The Saratogian (Saratoga, NY)

Justice shouldn’t require outrage

- Email Cynthia Tucker at cynthia@cynthiatuc­ker.com Cynthia Tucker

The video clip is a mere 36 seconds, but it is shocking, explicit, sickening.

And because it has gone viral — prompting national outrage — two white men have finally been arrested and charged in the death of a black jogger in southeast Georgia in February.

That hardly means that the family of Ahmaud Arbery will get justice, that his killers will pay for their crime. Gregory McMichael, 64, and his son, Travis McMichael, 34, have been charged with murder and aggravated assault, but they must still be tried and convicted. The outcome is uncertain.

The quest for a righteous outcome has staggered this far along only because of the emergence of that appalling few seconds of video.

With its revelation­s, powerful politician­s are saying all the right things. On Thursday, Georgia’s Republican governor, a Trump acolyte, told reporters that the video is “absolutely horrific” and “Georgians deserve answers.”

U.S. Sen. Kelly Loeffler, R-Ga., said she is “deeply concerned” by the killing. U.S. Rep. Doug Collins, R-Ga., who is challengin­g her for the seat, was more pointed: “What I saw on the video is disturbing and wrong and looks like a criminal act,” he tweeted. “It must be thoroughly investigat­ed and I can’t imagine why it has taken this long to come to light.”

Collins’ comments point to the disturbing facts at the heart of the case.

Local criminal justice officials have apparently had the video since Arbery’s death on Feb. 23. Rarely have prosecutor­s been handed more explicit evidence of a crime. There is no evidence to suggest Arbery was armed, yet no arrests were made. Instead, one prosecutor managed to contort the video to blame Arbery, offering legal exculpatio­n for a modern-day lynching.

On a sunny Sunday afternoon, Arbery, 25, was out for a jog in a suburban neighborho­od near Brunswick, Georgia. He had been a high school football standout, and his mother, Wanda Cooper Jones, said her son liked to run to stay in shape.

But as he jogged through their neighborho­od, the McMichaels thought he looked like a criminal. They armed themselves and chased him down in their pickup truck, according to published reports. Arbery was shot dead in the confrontat­ion that ensued. A friend of the McMichaels, William Bryan, followed in his own vehicle and apparently made the video.

Because of a tangle of conflicts of interest — the elder McMichael was formerly a member of local law enforcemen­t — two prosecutor­s recused themselves from the case. But before he removed himself, the second prosecutor, George Barnhill, wrote a letter to the Glynn County Police Department declaring that the McMichaels had done nothing wrong.

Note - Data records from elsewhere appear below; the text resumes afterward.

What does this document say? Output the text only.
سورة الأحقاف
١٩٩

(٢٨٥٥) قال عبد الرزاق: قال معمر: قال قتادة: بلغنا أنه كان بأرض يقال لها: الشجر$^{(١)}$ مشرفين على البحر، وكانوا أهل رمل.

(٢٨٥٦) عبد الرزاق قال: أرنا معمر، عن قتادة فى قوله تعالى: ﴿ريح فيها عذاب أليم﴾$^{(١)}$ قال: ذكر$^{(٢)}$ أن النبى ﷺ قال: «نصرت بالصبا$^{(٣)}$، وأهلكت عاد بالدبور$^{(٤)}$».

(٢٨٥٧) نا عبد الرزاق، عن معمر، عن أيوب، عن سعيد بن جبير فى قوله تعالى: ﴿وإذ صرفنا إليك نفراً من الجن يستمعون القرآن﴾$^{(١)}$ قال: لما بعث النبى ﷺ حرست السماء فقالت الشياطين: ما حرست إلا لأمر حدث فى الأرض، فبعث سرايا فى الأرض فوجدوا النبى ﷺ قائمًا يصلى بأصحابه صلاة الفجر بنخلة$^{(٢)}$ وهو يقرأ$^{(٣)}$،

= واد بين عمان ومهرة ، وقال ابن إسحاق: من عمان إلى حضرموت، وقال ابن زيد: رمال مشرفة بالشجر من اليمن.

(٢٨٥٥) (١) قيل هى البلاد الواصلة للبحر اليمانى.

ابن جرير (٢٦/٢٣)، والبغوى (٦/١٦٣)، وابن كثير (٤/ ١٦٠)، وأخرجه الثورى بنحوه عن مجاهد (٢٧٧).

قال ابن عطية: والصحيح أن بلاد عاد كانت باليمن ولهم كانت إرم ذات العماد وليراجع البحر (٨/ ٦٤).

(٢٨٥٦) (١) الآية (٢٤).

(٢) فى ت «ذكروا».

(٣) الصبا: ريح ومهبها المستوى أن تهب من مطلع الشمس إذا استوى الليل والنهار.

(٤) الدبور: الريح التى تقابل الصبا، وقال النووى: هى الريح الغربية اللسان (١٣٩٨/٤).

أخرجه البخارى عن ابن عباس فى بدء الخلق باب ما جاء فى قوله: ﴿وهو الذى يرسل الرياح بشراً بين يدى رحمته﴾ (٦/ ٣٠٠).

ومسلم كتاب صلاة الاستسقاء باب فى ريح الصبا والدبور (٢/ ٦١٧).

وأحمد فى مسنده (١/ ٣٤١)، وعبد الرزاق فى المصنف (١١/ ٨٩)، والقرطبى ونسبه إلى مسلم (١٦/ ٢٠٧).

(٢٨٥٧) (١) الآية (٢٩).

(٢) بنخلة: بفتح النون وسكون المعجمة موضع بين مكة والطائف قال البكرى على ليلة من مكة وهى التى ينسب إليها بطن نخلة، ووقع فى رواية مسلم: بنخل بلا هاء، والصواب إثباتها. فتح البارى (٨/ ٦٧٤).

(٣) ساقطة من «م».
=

Barnhill wrote that the McMichaels were within their rights to pursue a “burglary suspect,” and if Arbery reacted after they pulled their weapons on him, the McMichaels were also within their rights to shoot him dead.

Barnhill recused himself, by the way, only after pressure from Arbery’s mother. She has told reporters that she searched the internet for informatio­n on the McMichaels and discovered that the son, Travis, had worked in the office of a different local prosecutor alongside Barnhill’s son. Jones clearly has some insights into the curious ways in which justice is administer­ed in her part of the world.

Despite Barnhill’s attempts to vindicate the McMichaels, though, there is no evidence that Arbery had committed a crime. In the video, he is clearly jogging, not fleeing. And it shows him trying to get around the McMichaels’ truck, stopped in the middle of the street. The Georgia Bureau of Investigat­ion, which has taken over jurisdicti­on of the case, had no trouble seeing evidence of the McMichaels’ misdeeds.

Still, there will be many more efforts to absolve the McMichaels, including the ongoing campaign to smear Arbery. Local criminal justice officials have pointed to his conviction for shopliftin­g in 2018, as Barnhill did in his letter, and to an indictment for bringing a gun to a basketball game when he was in high school.

If there is any lesson in this, it’s one that black Americans didn’t need: Racism is alive and well, and the lynching of a black man may still be legalized by the criminal “justice” system.